Cela n'a pas beaucoup changé au fil du temps. Moi aussi, j'ai acheté cet instrument à l'époque où j'étais étudiant pour m'entraîner, parce qu'il ne dérangeait pas les voisins de la résidence universitaire et qu'on pouvait quand même jouer à 3 heures du matin, et parce qu'on pouvait facilement l'emporter dans le train sur une petite charrette (ou même dans l'avion comme bagage spécial - ce que je ne ferais jamais avec mon clavecin).
Je me réjouis d'autant plus si ce projet me permet de sortir l'instrument de sa zone de confort, de l'amener dans de nouveaux contextes où, je l'espère, il rencontrera d'autres personnes qui, autrement, n'auraient que peu de contacts avec cet instrument.
©Festival pianos de Kinshasa
pouvez-vous envisager de continuer à travailler ensemble à l'avenir, et si oui, comment imaginez vous ce travail commun ?
Bouton Kalanda : Personnellement, j'aimerais beaucoup continuer à jouer avec Lisa. Nous avons tous les deux remarqué que le temps passé ensemble était très court.

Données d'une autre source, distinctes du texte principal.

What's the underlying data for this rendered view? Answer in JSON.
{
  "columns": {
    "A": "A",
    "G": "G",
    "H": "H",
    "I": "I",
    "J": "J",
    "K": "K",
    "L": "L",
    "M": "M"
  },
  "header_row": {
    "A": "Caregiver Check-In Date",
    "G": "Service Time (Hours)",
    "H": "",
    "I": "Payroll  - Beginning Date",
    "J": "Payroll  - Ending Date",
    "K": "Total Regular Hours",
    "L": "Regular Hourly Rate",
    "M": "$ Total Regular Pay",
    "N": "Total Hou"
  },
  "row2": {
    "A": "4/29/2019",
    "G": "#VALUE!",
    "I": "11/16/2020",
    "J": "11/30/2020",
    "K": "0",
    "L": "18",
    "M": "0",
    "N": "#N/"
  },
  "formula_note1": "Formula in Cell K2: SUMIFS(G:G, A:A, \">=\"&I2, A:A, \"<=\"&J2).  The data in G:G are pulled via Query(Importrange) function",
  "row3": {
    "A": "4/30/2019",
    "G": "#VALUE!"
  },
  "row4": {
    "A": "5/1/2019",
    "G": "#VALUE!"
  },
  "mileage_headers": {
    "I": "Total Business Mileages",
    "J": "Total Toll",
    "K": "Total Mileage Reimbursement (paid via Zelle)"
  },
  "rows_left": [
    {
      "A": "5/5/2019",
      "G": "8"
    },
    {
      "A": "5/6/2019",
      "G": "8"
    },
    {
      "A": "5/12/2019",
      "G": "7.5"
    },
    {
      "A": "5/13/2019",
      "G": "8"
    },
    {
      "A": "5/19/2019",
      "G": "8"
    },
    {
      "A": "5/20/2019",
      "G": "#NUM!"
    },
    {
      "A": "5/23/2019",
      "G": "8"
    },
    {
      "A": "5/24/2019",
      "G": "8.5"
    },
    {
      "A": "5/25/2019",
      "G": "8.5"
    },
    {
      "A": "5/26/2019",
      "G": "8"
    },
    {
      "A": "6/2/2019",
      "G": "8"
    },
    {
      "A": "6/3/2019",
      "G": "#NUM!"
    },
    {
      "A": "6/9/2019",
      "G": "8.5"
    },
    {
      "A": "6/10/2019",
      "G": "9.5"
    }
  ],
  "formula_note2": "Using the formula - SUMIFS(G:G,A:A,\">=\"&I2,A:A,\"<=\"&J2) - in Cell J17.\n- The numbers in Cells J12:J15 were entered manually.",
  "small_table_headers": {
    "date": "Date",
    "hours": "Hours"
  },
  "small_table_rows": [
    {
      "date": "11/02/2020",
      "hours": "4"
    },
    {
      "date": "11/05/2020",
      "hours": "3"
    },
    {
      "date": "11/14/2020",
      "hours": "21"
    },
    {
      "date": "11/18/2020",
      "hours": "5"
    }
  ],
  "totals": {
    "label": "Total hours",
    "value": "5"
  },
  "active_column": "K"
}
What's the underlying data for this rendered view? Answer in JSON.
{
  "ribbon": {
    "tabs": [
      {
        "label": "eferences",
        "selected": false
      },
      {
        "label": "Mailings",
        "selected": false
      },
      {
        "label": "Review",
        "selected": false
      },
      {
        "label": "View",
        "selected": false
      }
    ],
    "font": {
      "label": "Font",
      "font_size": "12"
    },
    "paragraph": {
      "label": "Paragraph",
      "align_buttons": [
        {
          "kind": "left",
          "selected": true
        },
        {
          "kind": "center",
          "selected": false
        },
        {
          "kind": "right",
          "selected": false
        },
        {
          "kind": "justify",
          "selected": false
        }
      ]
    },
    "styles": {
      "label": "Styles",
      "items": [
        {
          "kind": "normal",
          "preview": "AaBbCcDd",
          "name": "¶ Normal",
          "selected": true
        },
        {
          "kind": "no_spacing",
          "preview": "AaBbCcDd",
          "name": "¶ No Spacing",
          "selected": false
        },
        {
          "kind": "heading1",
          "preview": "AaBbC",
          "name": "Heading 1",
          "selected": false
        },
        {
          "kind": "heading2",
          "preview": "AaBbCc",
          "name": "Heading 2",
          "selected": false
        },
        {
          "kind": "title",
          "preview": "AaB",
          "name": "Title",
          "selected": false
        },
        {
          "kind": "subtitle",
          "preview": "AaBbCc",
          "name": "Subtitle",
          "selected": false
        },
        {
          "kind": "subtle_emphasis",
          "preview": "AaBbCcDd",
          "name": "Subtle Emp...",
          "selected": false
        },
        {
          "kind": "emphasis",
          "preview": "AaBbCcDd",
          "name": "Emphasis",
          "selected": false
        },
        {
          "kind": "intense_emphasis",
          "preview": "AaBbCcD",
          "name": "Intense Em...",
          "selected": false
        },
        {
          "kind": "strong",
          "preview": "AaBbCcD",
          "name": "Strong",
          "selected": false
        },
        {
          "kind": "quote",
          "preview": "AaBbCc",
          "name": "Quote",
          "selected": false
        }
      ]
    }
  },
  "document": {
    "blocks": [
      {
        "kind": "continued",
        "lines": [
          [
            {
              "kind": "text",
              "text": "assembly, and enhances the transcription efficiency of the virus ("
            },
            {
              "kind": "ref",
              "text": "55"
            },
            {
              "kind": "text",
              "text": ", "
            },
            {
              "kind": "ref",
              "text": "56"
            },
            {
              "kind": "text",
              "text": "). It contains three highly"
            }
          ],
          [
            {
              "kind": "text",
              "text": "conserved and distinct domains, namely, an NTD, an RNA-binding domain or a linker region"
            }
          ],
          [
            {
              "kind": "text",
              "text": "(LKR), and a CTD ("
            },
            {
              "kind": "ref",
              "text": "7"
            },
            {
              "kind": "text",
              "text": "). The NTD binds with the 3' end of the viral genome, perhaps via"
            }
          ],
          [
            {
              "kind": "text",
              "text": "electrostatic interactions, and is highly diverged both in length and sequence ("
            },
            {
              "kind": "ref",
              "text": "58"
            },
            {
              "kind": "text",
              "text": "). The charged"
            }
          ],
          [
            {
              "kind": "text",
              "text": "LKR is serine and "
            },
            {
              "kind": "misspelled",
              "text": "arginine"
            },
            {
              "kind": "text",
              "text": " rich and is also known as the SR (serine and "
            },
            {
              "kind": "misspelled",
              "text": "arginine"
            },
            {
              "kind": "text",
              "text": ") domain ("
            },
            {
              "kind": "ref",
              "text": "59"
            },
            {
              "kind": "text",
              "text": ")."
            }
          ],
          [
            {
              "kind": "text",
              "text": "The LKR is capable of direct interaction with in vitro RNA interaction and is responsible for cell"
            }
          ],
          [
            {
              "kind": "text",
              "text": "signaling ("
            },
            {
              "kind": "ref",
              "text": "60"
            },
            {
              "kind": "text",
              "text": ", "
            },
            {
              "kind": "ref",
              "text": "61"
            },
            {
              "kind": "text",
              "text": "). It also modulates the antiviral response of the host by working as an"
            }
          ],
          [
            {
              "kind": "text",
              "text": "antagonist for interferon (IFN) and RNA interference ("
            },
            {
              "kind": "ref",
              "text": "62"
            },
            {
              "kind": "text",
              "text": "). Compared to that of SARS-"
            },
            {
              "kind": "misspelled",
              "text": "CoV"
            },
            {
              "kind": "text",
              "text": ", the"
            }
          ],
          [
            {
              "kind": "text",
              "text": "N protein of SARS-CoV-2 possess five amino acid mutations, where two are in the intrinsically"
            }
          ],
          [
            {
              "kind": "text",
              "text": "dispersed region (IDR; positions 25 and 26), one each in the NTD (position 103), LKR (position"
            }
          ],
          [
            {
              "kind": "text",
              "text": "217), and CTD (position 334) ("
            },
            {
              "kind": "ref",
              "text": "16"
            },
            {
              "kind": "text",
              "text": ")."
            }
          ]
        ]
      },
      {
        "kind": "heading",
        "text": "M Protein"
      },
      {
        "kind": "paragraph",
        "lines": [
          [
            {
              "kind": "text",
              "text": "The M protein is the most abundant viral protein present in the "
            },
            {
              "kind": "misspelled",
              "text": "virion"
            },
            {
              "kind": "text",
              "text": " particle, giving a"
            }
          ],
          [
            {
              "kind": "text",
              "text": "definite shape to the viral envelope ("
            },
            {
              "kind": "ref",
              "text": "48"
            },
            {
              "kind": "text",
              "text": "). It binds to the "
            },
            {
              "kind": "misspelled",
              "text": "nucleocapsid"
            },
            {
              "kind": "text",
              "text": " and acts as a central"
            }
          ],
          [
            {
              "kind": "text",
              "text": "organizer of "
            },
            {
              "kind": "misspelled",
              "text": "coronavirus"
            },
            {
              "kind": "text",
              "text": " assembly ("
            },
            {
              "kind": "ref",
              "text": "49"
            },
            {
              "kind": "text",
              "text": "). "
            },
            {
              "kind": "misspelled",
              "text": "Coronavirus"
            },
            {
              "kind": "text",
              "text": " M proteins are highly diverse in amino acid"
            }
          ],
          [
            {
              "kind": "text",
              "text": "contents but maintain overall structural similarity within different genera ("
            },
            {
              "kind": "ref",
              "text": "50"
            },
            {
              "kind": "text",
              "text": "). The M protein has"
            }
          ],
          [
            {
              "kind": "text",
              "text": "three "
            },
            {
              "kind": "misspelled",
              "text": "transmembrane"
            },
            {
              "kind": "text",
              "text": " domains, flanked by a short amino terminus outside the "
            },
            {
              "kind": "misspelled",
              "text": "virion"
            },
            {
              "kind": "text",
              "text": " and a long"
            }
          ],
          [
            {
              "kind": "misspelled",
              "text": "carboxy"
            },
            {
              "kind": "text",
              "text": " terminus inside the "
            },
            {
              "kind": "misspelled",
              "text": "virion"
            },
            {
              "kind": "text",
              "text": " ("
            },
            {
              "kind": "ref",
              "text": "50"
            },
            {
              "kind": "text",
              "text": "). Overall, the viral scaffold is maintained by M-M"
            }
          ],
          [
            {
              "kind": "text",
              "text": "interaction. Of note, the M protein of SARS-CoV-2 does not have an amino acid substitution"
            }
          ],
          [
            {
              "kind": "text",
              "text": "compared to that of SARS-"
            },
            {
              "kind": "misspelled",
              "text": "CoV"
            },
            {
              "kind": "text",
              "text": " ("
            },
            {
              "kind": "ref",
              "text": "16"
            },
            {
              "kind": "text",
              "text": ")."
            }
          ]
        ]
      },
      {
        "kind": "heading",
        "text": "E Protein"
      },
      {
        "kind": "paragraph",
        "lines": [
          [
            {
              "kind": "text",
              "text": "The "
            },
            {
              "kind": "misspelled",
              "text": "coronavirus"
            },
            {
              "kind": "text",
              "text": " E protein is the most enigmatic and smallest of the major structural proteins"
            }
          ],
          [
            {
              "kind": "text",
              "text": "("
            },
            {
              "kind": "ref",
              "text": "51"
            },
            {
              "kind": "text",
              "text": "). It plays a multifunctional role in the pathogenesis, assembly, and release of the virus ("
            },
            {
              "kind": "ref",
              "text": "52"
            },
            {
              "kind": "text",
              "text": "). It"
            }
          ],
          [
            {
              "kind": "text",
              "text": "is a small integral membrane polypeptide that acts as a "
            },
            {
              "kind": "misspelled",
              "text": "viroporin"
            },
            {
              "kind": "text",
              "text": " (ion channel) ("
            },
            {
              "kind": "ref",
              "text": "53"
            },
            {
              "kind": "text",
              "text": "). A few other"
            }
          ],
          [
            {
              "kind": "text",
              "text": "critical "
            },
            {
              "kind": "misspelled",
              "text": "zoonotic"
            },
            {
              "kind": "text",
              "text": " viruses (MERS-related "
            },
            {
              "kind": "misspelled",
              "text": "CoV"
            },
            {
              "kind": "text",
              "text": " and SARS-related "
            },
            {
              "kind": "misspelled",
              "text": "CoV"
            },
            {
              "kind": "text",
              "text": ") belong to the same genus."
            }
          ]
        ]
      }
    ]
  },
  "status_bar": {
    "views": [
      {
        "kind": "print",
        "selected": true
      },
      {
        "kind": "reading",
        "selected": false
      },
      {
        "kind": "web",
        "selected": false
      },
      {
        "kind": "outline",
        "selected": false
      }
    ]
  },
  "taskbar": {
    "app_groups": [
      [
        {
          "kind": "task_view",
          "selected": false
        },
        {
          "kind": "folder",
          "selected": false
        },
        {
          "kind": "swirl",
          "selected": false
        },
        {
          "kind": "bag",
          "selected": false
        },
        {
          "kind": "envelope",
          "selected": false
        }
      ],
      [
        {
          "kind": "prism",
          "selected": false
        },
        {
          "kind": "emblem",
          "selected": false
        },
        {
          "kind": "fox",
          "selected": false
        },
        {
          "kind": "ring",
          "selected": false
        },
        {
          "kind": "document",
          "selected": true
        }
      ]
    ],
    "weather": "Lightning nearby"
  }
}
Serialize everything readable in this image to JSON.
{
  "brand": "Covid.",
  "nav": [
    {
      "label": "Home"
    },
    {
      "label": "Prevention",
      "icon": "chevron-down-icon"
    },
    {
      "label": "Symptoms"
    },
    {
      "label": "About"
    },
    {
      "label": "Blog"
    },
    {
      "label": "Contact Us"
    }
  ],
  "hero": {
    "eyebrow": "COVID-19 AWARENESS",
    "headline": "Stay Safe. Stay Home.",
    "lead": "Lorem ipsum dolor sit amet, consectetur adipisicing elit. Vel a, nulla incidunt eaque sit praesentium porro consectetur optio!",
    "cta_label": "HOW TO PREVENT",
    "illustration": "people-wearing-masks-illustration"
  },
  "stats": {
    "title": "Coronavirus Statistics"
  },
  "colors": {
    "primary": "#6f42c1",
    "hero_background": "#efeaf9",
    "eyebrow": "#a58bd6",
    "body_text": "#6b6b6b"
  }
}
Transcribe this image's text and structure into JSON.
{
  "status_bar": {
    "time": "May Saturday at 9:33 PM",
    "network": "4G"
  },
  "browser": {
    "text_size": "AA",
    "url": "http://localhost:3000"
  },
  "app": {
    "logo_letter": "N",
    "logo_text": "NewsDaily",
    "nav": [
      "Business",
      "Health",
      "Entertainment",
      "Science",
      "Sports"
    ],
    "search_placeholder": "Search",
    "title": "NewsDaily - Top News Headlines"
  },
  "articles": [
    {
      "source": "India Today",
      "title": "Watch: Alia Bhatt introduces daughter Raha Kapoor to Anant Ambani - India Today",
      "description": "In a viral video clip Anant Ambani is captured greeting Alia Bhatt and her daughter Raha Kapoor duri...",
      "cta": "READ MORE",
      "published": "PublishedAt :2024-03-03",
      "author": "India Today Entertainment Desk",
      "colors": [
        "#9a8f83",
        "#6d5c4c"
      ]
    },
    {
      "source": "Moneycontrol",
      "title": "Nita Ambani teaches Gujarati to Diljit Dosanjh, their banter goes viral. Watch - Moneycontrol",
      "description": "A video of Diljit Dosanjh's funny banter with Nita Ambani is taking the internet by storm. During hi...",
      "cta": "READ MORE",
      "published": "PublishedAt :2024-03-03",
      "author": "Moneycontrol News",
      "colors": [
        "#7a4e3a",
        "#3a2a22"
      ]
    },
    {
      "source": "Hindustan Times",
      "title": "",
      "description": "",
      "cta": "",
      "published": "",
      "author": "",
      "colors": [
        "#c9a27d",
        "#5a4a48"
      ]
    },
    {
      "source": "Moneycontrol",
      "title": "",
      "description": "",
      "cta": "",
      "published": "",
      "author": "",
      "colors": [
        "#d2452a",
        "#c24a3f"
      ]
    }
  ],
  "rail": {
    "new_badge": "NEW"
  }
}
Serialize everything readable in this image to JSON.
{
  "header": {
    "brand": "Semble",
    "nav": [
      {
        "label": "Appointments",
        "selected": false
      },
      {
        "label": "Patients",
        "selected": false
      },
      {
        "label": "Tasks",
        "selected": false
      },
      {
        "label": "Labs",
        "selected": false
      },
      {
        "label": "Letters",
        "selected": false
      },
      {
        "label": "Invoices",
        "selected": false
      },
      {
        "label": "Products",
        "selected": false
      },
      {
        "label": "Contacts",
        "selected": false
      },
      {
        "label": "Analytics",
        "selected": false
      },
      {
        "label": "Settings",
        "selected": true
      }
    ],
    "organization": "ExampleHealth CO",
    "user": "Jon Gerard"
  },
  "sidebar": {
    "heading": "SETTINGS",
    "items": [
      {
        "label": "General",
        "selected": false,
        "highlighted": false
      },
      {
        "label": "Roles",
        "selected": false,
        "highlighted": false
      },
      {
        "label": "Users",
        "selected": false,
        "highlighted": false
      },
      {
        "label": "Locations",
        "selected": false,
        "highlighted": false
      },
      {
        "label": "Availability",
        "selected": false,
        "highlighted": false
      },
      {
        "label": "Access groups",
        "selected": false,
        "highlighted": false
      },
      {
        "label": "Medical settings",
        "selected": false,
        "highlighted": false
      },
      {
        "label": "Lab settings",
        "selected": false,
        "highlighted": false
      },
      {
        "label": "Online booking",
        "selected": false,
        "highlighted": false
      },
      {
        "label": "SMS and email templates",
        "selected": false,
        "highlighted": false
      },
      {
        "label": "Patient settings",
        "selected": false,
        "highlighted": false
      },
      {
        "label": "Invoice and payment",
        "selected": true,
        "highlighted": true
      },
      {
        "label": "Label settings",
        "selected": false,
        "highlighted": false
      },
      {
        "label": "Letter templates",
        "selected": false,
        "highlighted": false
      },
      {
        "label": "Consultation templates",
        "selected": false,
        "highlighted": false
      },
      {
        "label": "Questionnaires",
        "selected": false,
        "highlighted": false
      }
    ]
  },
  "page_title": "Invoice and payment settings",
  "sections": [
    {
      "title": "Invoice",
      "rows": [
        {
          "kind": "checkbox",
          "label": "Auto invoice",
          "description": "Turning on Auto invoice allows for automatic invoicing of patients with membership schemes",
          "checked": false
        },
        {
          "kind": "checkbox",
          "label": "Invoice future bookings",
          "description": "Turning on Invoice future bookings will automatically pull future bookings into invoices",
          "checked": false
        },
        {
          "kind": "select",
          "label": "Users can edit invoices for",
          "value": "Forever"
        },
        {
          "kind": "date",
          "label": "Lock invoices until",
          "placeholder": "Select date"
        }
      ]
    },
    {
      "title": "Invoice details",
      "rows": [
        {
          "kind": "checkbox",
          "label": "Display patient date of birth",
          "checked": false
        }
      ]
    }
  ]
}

Nous en avons tiré le meilleur parti, mais pour atteindre vraiment la qualité artistique que nous attendons de nous, nous aurions besoin d'environ trois mois de temps ensemble pour répéter, développer et expérimenter. Il nous faudrait aussi de meilleures conditions de travail, l'équipement technique nécessaire. Il faudrait que nous soyons au même endroit, peut-être une résidence d'artistes. Peut-être en Allemagne, puisque Lisa est déjà venue ici, à Kinshasa. Je serais très heureux que nous puissions poursuivre ce travail commun et je reste ouvert à l'avenir et aux possibilités qui pourraient se présenter...
Lisa Schweiger : Ce serait super si nous pouvions continuer à jouer ensemble. C'est toujours dommage qu'une création qui marche si bien ne reste qu'un one-shot. Nous essayons déjà de faire bouger notre réseau et de créer d'autres possibilités de jeu ou de tournée - en Afrique, mais aussi en Europe. Cela implique bien sûr beaucoup d'organisation et de moyens financiers. La volonté est là, mais de nos jours, il faut aussi surmonter de nombreux obstacles pragmatiques et bureaucratiques - nous vivons après tout sur deux continents différents et devrions absolument nous voir et passer du temps ensemble pour continuer à jouer et à nous entraîner. L'avenir nous le dira. J'espère qu'elle ne prendra pas trop de temps pour cela.
*Mundele : terme utilisé en lingala pour désigner les personnes blanches.